Often very dark and obscure topics in mathematics which just make no sense at all suddenly make great sense when you realize what that concrete model is that lies behind them.

Examples:

1. In studying linearly independent and dependent vectors and concepts of space, subspace, basis, etc. in matrix theory they all make sense when you consider the concrete model of the meaning of these ideas. What is the concrete meaning? It is these concepts as applied to vectors in two and three-dimensional space. When the concepts are phrased in general, abstract terms with no reference to the underlying model they are dark, obscure and impenetrable. When one realizes their meaning with respect to the vectors of two and three-dimensional space they make great sense.

2. The theory of quadratic and bilinear forms and point transformations can be difficult, obscure and hard to understand until you focus on a concrete problem of plane and solid analytic geometry that serves as a model and brings into clear light what the real problem and objective is and which gives intuition and insight into how to go about solving it. What is this model? In two and three-dimensional space a second degree surface (such as an ellipse or ellipsoid) has a particularly simple form, called its canonical form, when expressed with respect to a particular coordinate system but has a more complicated form when expressed with respect to any other coordinate system. The problem posed is: Given the equation of a surface in some complicated form (which is complicated because it is not referred to its canonical coordinate system) translate and rotate the coordinate system in which the surface is expressed so as to bring it into coincidence with its canonical coordinate system. The object is to re-express the equation with respect to another coordinate system (or "basis", to use the terminology of matrix theory) which reduces the equation to canonical form. The idea is simple when mentally viewed in these concrete terms of two or three-dimensional space but becomes very dark, obscure and difficult to grasp when couched only in abstract notations, concepts and terminologies and no reference or hint whatsoever is made to the concrete model behind it.

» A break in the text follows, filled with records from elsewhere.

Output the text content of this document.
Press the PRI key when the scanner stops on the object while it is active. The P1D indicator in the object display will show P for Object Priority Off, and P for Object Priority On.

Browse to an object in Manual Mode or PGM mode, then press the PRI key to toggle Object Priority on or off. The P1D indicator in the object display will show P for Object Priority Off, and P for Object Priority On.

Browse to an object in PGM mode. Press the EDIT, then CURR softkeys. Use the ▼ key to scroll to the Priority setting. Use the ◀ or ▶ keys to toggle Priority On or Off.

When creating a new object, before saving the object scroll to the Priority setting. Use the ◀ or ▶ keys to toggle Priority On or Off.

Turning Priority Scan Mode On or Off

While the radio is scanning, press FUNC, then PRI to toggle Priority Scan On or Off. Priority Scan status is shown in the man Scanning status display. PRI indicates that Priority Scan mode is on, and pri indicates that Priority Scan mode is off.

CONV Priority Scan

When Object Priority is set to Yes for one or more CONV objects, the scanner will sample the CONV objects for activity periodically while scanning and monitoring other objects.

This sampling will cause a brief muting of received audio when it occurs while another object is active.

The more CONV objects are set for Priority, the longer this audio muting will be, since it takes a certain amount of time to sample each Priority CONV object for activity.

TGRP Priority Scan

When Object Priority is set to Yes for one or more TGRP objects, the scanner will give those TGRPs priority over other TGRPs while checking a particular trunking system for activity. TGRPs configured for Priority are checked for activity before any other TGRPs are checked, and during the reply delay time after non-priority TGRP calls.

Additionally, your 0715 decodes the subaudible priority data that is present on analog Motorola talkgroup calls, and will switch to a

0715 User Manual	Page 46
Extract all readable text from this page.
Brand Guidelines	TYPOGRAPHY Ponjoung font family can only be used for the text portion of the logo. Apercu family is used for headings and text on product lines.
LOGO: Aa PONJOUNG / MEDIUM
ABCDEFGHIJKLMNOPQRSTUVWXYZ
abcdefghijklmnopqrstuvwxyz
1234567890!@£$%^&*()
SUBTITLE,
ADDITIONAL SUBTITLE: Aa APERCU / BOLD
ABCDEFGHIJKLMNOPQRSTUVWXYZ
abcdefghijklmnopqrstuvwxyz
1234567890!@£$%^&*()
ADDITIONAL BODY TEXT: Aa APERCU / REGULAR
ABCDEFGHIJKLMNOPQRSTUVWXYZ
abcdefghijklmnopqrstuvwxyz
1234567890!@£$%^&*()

The above sort of thing happens all the time in abstract mathematics. Abstractions are, almost by definition, extensions and generalizations that are made from concrete problems, ideas and concepts. When one explains abstract ideas and concepts one ought to go into the concrete problems and ideas from which they arose. Only then will the ideas fall together and make sense. American mathematicians seem to just stubbornly refuse to do this. It is a matter of dogma or philosophy or something. You can look through dozens of books on Matrix Theory and you will never find in one a hint of the concrete problems from plane and solid analytic geometry that I mentioned in the two examples above that would give the student insight and understanding into the dark, obscure, abstract ideas they are expounding. It is as if they do not want to help the student to understand the subject -- as if imparting honest understanding was not their real objective. It is as if their real purpose was to intimidate, stymie, confuse, put down, and "squash" the student. Or to just awe and impress him with their own intellectual prowess. This seems like a rather harsh suggestion. It suggests real malice. But if it is not true one would have to ask another question: Do the professors who wrote those books have a real, honest understanding of the subject themselves? Because, for a person with a real, honest understanding of the subjects, the importance of the concrete models to providing a real understanding of the abstract ideas is obvious.